Taking a step back, “optimization”, at the scale of a project, would focus on the most time-consuming task. Good documentation, a clear API, informative error messages, and sensible keywords, are things that will make the entire project faster. Computer time is non-blocking; I have no issue with letting a task run while I go home, and check out the results in the morning. Our own time is much more valuable; if I need to spend an hour reading the documentation for something I can express in 10 minutes, then an obvious target for optimization is to write a better documentation.

From a developer point of view, everything is a trade-off. Time spent on making the code faster is time that is not spent on making the test suite complete, the documentation effective, the use cases compelling, or the API reasonable. And so I think it is useful to decompose a project into three steps: make it run (which is a matter of hours), make it right (on a timescale of days), and make it fast (on a timescale of weeks or months, and a lot of pain and curse words).

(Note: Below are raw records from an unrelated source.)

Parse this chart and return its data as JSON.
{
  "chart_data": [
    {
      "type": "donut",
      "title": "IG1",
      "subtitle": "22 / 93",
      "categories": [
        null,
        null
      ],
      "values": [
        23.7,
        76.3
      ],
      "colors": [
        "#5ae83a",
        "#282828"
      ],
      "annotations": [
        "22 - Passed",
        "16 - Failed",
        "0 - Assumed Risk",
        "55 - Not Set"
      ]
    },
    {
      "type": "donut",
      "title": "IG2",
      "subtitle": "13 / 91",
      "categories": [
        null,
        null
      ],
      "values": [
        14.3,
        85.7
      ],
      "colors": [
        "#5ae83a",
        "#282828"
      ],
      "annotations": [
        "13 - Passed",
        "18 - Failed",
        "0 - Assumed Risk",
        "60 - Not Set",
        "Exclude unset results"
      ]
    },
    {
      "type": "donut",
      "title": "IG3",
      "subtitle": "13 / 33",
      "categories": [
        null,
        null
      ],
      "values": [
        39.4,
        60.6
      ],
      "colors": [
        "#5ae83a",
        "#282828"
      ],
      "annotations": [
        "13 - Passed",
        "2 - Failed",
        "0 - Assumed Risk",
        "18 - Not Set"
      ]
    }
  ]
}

There are cases when optimization is necessary. If you use shared computing resources, yes, you owe it to other users to extract the last drop of performance (not only raw speed, but also memory footprint and I/O) from your code. But for the majority of cases in ecological research, optimization is the wrong target when it focuses only on the code. In brief, code I can trust is more useful to me that code that is fast. Good documentation and structure decreases the time spent on a project, probably more effectively than a 10% gain in performance would.